Hier vind je meer informatie over uiteenlopende thema's zoals belang van het kind, specifieke ondersteuningsbehoeften, nazorg, opvoeding, identiteit en herkomst.
Terwijl transetnische en internationale geadopteerden* (TRIA’s) zich bij adoptie meestal snel met de (witte) cultuur van hun adoptieouders identificeren, voelen velen na verloop van tijd de behoefte om hun geboortecultuur te herontdekken en terug te winnen. Gangbare terminologie schiet tekort om dit proces te beschrijven. Baden et al. van deze Amerikaanse studie (2012) introduceren daarom een nieuwe term: “reculturatie”.
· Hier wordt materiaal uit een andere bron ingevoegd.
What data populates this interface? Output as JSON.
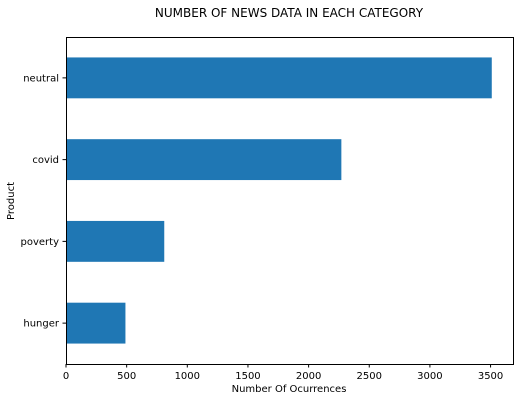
{
  "chart_data": {
    "type": "bar",
    "orientation": "horizontal",
    "title": "NUMBER OF NEWS DATA IN EACH CATEGORY",
    "xlabel": "Number Of Ocurrences",
    "ylabel": "Product",
    "categories": [
      "neutral",
      "covid",
      "poverty",
      "hunger"
    ],
    "values": [
      3510,
      2270,
      810,
      490
    ],
    "xlim": [
      0,
      3685
    ],
    "xticks": [
      0,
      500,
      1000,
      1500,
      2000,
      2500,
      3000,
      3500
    ],
    "grid": false,
    "bar_color": "#1f77b4"
  }
}
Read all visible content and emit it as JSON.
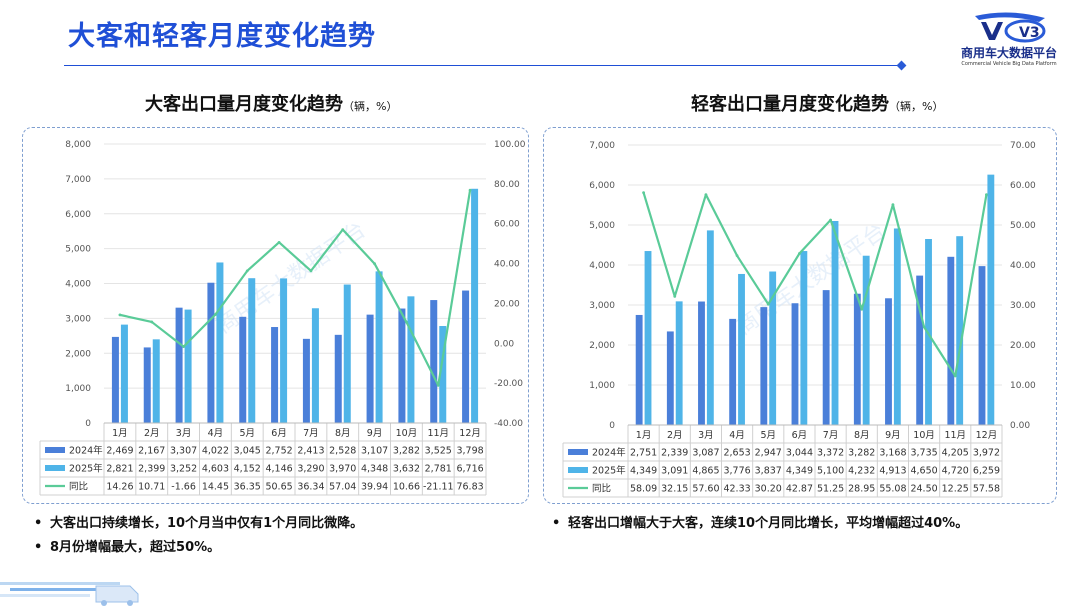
{
  "page": {
    "title": "大客和轻客月度变化趋势",
    "logo": {
      "mark": "V3",
      "name_cn": "商用车大数据平台",
      "name_en": "Commercial Vehicle Big Data Platform",
      "watermark": "商用车大数据平台"
    }
  },
  "colors": {
    "bar2024": "#4a7fd9",
    "bar2025": "#4fb4e8",
    "line": "#5acb98",
    "accent": "#1f4fd6",
    "border": "#7f9fd0"
  },
  "legend_labels": {
    "s2024": "2024年",
    "s2025": "2025年",
    "yoy": "同比"
  },
  "bullets_left": [
    "大客出口持续增长，10个月当中仅有1个月同比微降。",
    "8月份增幅最大，超过50%。"
  ],
  "bullets_right": [
    "轻客出口增幅大于大客，连续10个月同比增长，平均增幅超过40%。"
  ],
  "chart_data": [
    {
      "type": "bar",
      "title": "大客出口量月度变化趋势",
      "unit": "（辆，%）",
      "categories": [
        "1月",
        "2月",
        "3月",
        "4月",
        "5月",
        "6月",
        "7月",
        "8月",
        "9月",
        "10月",
        "11月",
        "12月"
      ],
      "series": [
        {
          "name": "2024年",
          "type": "bar",
          "axis": "left",
          "values": [
            2469,
            2167,
            3307,
            4022,
            3045,
            2752,
            2413,
            2528,
            3107,
            3282,
            3525,
            3798
          ]
        },
        {
          "name": "2025年",
          "type": "bar",
          "axis": "left",
          "values": [
            2821,
            2399,
            3252,
            4603,
            4152,
            4146,
            3290,
            3970,
            4348,
            3632,
            2781,
            6716
          ]
        },
        {
          "name": "同比",
          "type": "line",
          "axis": "right",
          "values": [
            14.26,
            10.71,
            -1.66,
            14.45,
            36.35,
            50.65,
            36.34,
            57.04,
            39.94,
            10.66,
            -21.11,
            76.83
          ]
        }
      ],
      "y_left": {
        "min": 0,
        "max": 8000,
        "ticks": [
          "0",
          "1,000",
          "2,000",
          "3,000",
          "4,000",
          "5,000",
          "6,000",
          "7,000",
          "8,000"
        ]
      },
      "y_right": {
        "min": -40,
        "max": 100,
        "ticks": [
          "-40.00",
          "-20.00",
          "0.00",
          "20.00",
          "40.00",
          "60.00",
          "80.00",
          "100.00"
        ]
      },
      "table": {
        "s2024": [
          "2,469",
          "2,167",
          "3,307",
          "4,022",
          "3,045",
          "2,752",
          "2,413",
          "2,528",
          "3,107",
          "3,282",
          "3,525",
          "3,798"
        ],
        "s2025": [
          "2,821",
          "2,399",
          "3,252",
          "4,603",
          "4,152",
          "4,146",
          "3,290",
          "3,970",
          "4,348",
          "3,632",
          "2,781",
          "6,716"
        ],
        "yoy": [
          "14.26",
          "10.71",
          "-1.66",
          "14.45",
          "36.35",
          "50.65",
          "36.34",
          "57.04",
          "39.94",
          "10.66",
          "-21.11",
          "76.83"
        ]
      }
    },
    {
      "type": "bar",
      "title": "轻客出口量月度变化趋势",
      "unit": "（辆，%）",
      "categories": [
        "1月",
        "2月",
        "3月",
        "4月",
        "5月",
        "6月",
        "7月",
        "8月",
        "9月",
        "10月",
        "11月",
        "12月"
      ],
      "series": [
        {
          "name": "2024年",
          "type": "bar",
          "axis": "left",
          "values": [
            2751,
            2339,
            3087,
            2653,
            2947,
            3044,
            3372,
            3282,
            3168,
            3735,
            4205,
            3972
          ]
        },
        {
          "name": "2025年",
          "type": "bar",
          "axis": "left",
          "values": [
            4349,
            3091,
            4865,
            3776,
            3837,
            4349,
            5100,
            4232,
            4913,
            4650,
            4720,
            6259
          ]
        },
        {
          "name": "同比",
          "type": "line",
          "axis": "right",
          "values": [
            58.09,
            32.15,
            57.6,
            42.33,
            30.2,
            42.87,
            51.25,
            28.95,
            55.08,
            24.5,
            12.25,
            57.58
          ]
        }
      ],
      "y_left": {
        "min": 0,
        "max": 7000,
        "ticks": [
          "0",
          "1,000",
          "2,000",
          "3,000",
          "4,000",
          "5,000",
          "6,000",
          "7,000"
        ]
      },
      "y_right": {
        "min": 0,
        "max": 70,
        "ticks": [
          "0.00",
          "10.00",
          "20.00",
          "30.00",
          "40.00",
          "50.00",
          "60.00",
          "70.00"
        ]
      },
      "table": {
        "s2024": [
          "2,751",
          "2,339",
          "3,087",
          "2,653",
          "2,947",
          "3,044",
          "3,372",
          "3,282",
          "3,168",
          "3,735",
          "4,205",
          "3,972"
        ],
        "s2025": [
          "4,349",
          "3,091",
          "4,865",
          "3,776",
          "3,837",
          "4,349",
          "5,100",
          "4,232",
          "4,913",
          "4,650",
          "4,720",
          "6,259"
        ],
        "yoy": [
          "58.09",
          "32.15",
          "57.60",
          "42.33",
          "30.20",
          "42.87",
          "51.25",
          "28.95",
          "55.08",
          "24.50",
          "12.25",
          "57.58"
        ]
      }
    }
  ]
}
Tegen de tijd dat ze in hun latere kindertijd komen, identificeren de meeste TRIA’s zich met de cultuur van hun adoptieouders. Na verloop van tijd kan de tegenstrijdigheid die ze ervaren tussen hun fysieke verschijning en hun culturele affiliatie toenemen, wat kan leiden tot pogingen om deze tegenstrijdigheid op te lossen. Volgens de auteurs van deze studie gaan alle TRIA’s uiteindelijk, in verschillende mate, hun geboortecultuur die verloren ging of opgeofferd werd toen ze internationaal en over etnische grenzen heen werden geplaatst, proberen terug te winnen of opnieuw aan te nemen.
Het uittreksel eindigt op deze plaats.